Why Is The Sky Blue? The Science Questions Parents Are Scared Of

Huffington Post UK   First Posted: 20/01/2012 15:54 GMT Updated: 20/01/2012 16:36 GMT

Nearly two thirds of UK children puzzle their parents with complex science questions, leaving them "frustrated and embarrassed", a report championed by Professor Brian Cox revealed.

Conducted by The Big Bang Fair, the study questioned 2,000 parents and found almost one in three were subjected to a grilling by their children on a daily basis, filling 52% of parents "with fear".

The questioned which left parents the most vexed were:

  • Why is the moon sometimes out in the day?
  • Why is the sky blue?
  • Will we ever discover aliens?
  • How much does the earth weigh?
  • How do aeroplanes stay in the air?

While a third of parents engage in research in order to answer their children's questions, 21% make up the answers or pretend "nobody knows" and one in six pass the burden onto their partner.

Professor Brian Cox, spokesman for and supporter of The Big Bang, said with more and more children getting "stuck in" to science and maths it was "no wonder" they were constantly questioning the world.

"Inquisitive minds are fantastic, but clever questions can often leave parents in a tricky situation if they don’t have the answers.

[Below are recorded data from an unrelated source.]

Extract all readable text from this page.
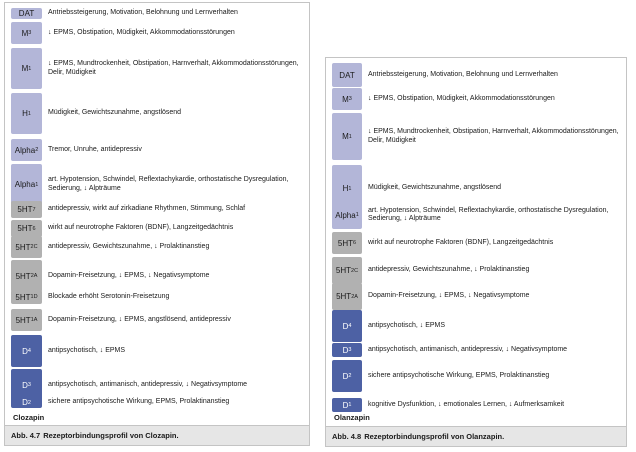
DAT Antriebssteigerung, Motivation, Belohnung und Lernverhalten
M 3 ↓ EPMS, Obstipation, Müdigkeit, Akkommodationsstörungen
M 1
↓ EPMS, Mundtrockenheit, Obstipation, Harnverhalt, Akkommodationsstörungen,
Delir, Müdigkeit
H 1 Müdigkeit, Gewichtszunahme, angstlösend
Alpha 2 Tremor, Unruhe, antidepressiv
Alpha 1
art. Hypotension, Schwindel, Reflextachykardie, orthostatische Dysregulation,
Sedierung, ↓ Alpträume
5HT 7 antidepressiv, wirkt auf zirkadiane Rhythmen, Stimmung, Schlaf
5HT 6 wirkt auf neurotrophe Faktoren (BDNF), Langzeitgedächtnis
5HT 2C antidepressiv, Gewichtszunahme, ↓ Prolaktinanstieg
5HT 2A Dopamin-Freisetzung, ↓ EPMS, ↓ Negativsymptome
5HT 1D Blockade erhöht Serotonin-Freisetzung
5HT 1A Dopamin-Freisetzung, ↓ EPMS, angstlösend, antidepressiv
D 4 antipsychotisch, ↓ EPMS
D 3 antipsychotisch, antimanisch, antidepressiv, ↓ Negativsymptome
D 2 sichere antipsychotische Wirkung, EPMS, Prolaktinanstieg
Clozapin
Abb. 4.7 Rezeptorbindungsprofil von Clozapin.
DAT Antriebssteigerung, Motivation, Belohnung und Lernverhalten
M 3 ↓ EPMS, Obstipation, Müdigkeit, Akkommodationsstörungen
M 1
↓ EPMS, Mundtrockenheit, Obstipation, Harnverhalt, Akkommodationsstörungen,
Delir, Müdigkeit
H 1 Müdigkeit, Gewichtszunahme, angstlösend
Alpha 1
art. Hypotension, Schwindel, Reflextachykardie, orthostatische Dysregulation,
Sedierung, ↓ Alpträume
5HT 6 wirkt auf neurotrophe Faktoren (BDNF), Langzeitgedächtnis
5HT 2C antidepressiv, Gewichtszunahme, ↓ Prolaktinanstieg
5HT 2A Dopamin-Freisetzung, ↓ EPMS, ↓ Negativsymptome
D 4 antipsychotisch, ↓ EPMS
D 3 antipsychotisch, antimanisch, antidepressiv, ↓ Negativsymptome
D 2 sichere antipsychotische Wirkung, EPMS, Prolaktinanstieg
D 1 kognitive Dysfunktion, ↓ emotionales Lernen, ↓ Aufmerksamkeit
Olanzapin
Abb. 4.8 Rezeptorbindungsprofil von Olanzapin.
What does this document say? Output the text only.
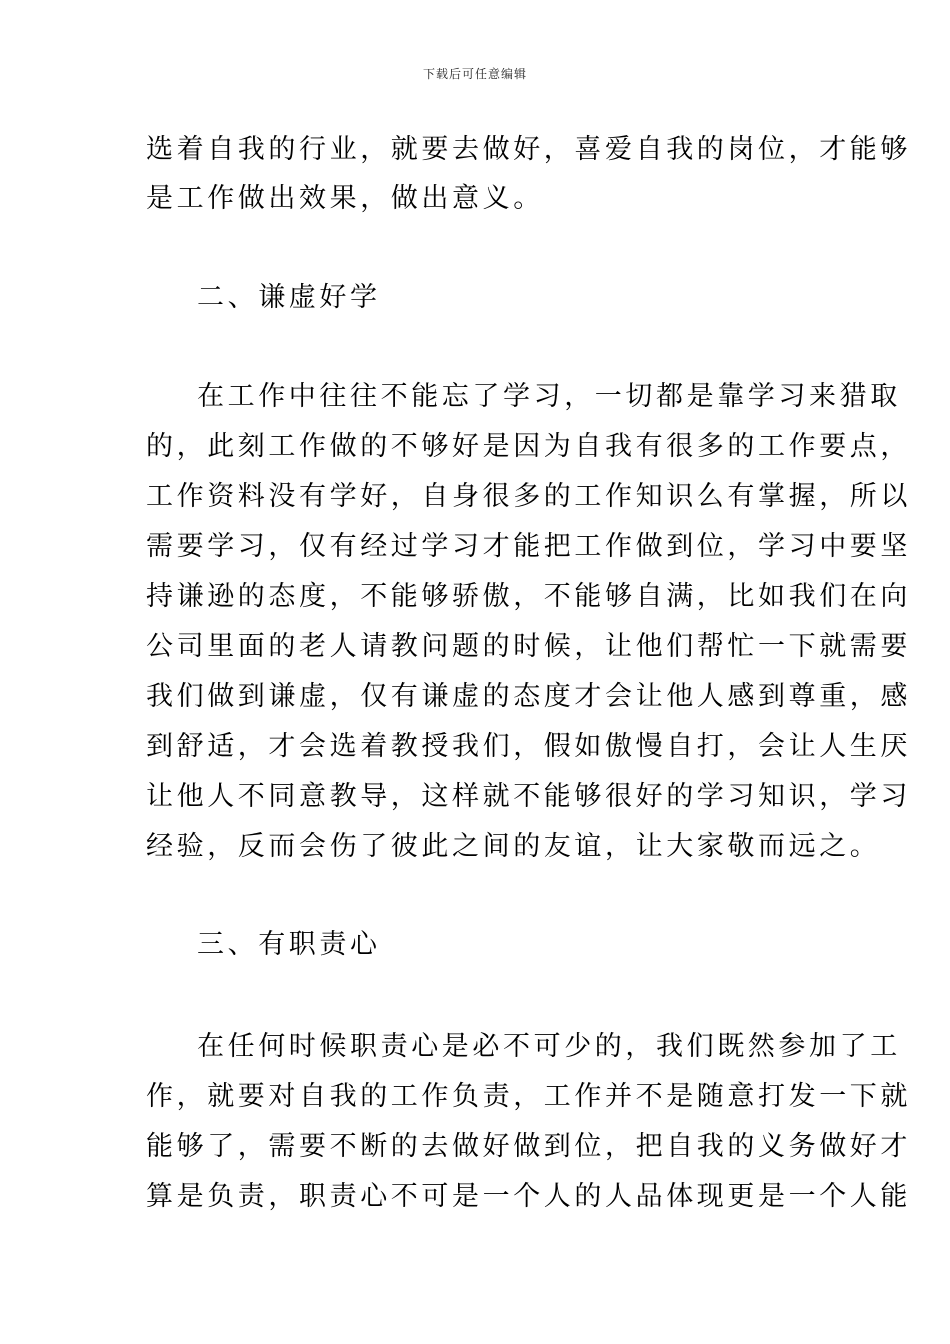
下载后可任意编辑
选着自我的行业，就要去做好，喜爱自我的岗位，才能够
是工作做出效果，做出意义。
二、谦虚好学
在工作中往往不能忘了学习，一切都是靠学习来猎取
的，此刻工作做的不够好是因为自我有很多的工作要点，
工作资料没有学好，自身很多的工作知识么有掌握，所以
需要学习，仅有经过学习才能把工作做到位，学习中要坚
持谦逊的态度，不能够骄傲，不能够自满，比如我们在向
公司里面的老人请教问题的时候，让他们帮忙一下就需要
我们做到谦虚，仅有谦虚的态度才会让他人感到尊重，感
到舒适，才会选着教授我们，假如傲慢自打，会让人生厌
让他人不同意教导，这样就不能够很好的学习知识，学习
经验，反而会伤了彼此之间的友谊，让大家敬而远之。
三、有职责心
在任何时候职责心是必不可少的，我们既然参加了工
作，就要对自我的工作负责，工作并不是随意打发一下就
能够了，需要不断的去做好做到位，把自我的义务做好才
算是负责，职责心不可是一个人的人品体现更是一个人能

“The best thing parents can do is work with their children to find the answers – not only can it be fun, but you’ll both learn something new along the way," he added.

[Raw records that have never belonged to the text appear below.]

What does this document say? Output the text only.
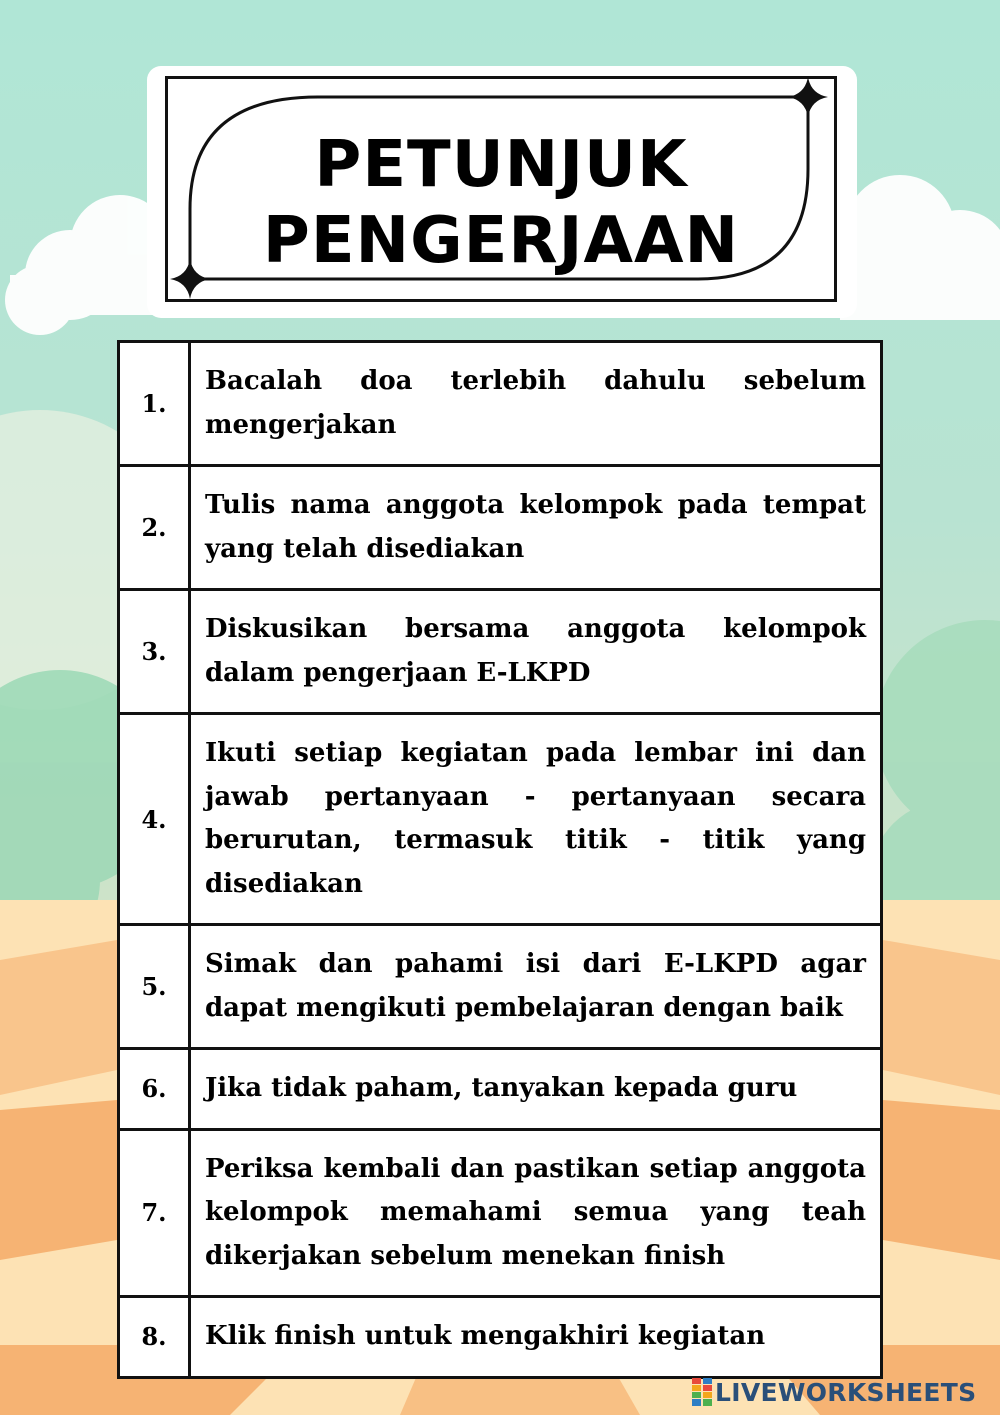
PETUNJUK
PENGERJAAN
1.	Bacalah doa terlebih dahulu sebelum mengerjakan
2.	Tulis nama anggota kelompok pada tempat yang telah disediakan
3.	Diskusikan bersama anggota kelompok dalam pengerjaan E-LKPD
4.	Ikuti setiap kegiatan pada lembar ini dan jawab pertanyaan - pertanyaan secara berurutan, termasuk titik - titik yang disediakan
5.	Simak dan pahami isi dari E-LKPD agar dapat mengikuti pembelajaran dengan baik
6.	Jika tidak paham, tanyakan kepada guru
7.	Periksa kembali dan pastikan setiap anggota kelompok memahami semua yang teah dikerjakan sebelum menekan finish
8.	Klik finish untuk mengakhiri kegiatan
LIVEWORKSHEETS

And in order to give parents a helping hand, the Big Bang answered some of the queries which most confounded parents:

1. Why is water wet?
"Wetness is just a feeling. It’s something that our brains tell us about what we’re touching. It is a combination of temperature, pressure and the way it moves which tells our brains that water is wet."

2.Why is the sky blue?
"If you’re stuck on this one, then you’re in good company – it even stumped Aristotle and Isaac Newton.

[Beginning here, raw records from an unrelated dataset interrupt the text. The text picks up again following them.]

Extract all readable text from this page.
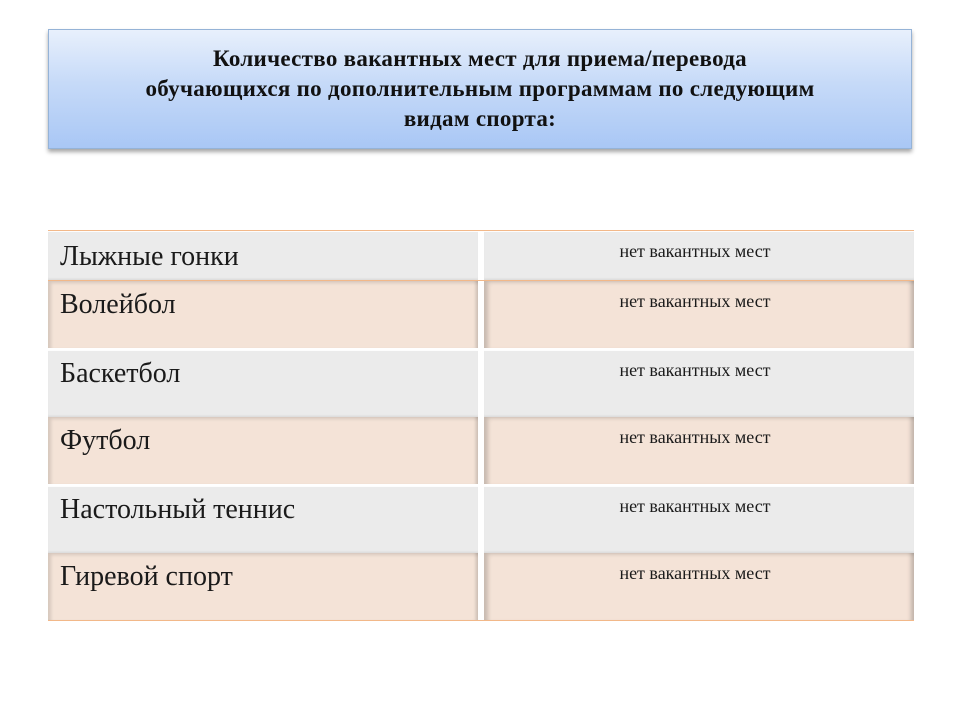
Количество вакантных мест для приема/перевода
обучающихся по дополнительным программам по следующим
видам спорта:
Лыжные гонки	нет вакантных мест
Волейбол	нет вакантных мест
Баскетбол	нет вакантных мест
Футбол	нет вакантных мест
Настольный теннис	нет вакантных мест
Гиревой спорт	нет вакантных мест
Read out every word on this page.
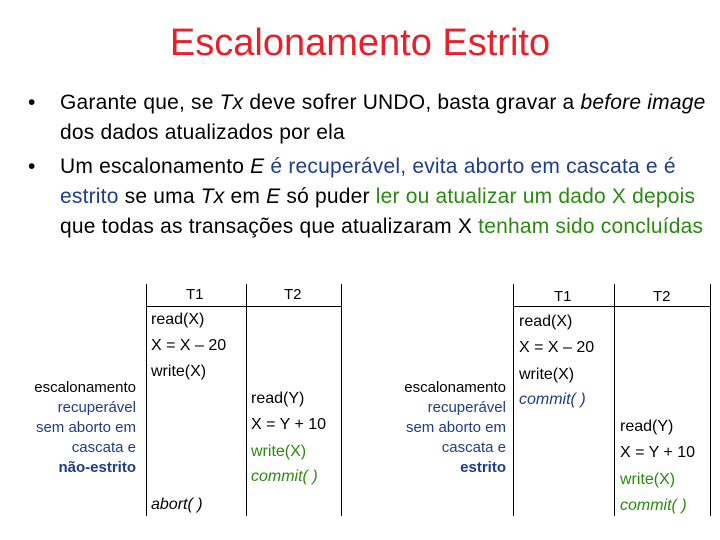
Escalonamento Estrito
• Garante que, se Tx deve sofrer UNDO, basta gravar a before image dos dados atualizados por ela
• Um escalonamento E é recuperável, evita aborto em cascata e é estrito se uma Tx em E só puder ler ou atualizar um dado X depois que todas as transações que atualizaram X tenham sido concluídas
escalonamento
recuperável
sem aborto em
cascata e
não-estrito
T1	T2
read(X)
X = X – 20
write(X)
read(Y)
X = Y + 10
write(X)
commit( )
abort( )
escalonamento
recuperável
sem aborto em
cascata e
estrito
T1	T2
read(X)
X = X – 20
write(X)
commit( )
read(Y)
X = Y + 10
write(X)
commit( )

"White sunlight is really a lot of different colours of light mixed together. Light passing through the sky bounces off particles in the air and some colours of light travel through air and dust better than others. The blue light gets bounced around the most, so whatever direction you look at you see a blue colour."

3. Will we ever discover aliens?
"The fact is, nobody knows the answer to this question. We know for sure that no life exists in our solar system, and the closest galaxy to ours is trillions of miles away, so no human can survive a trip that far."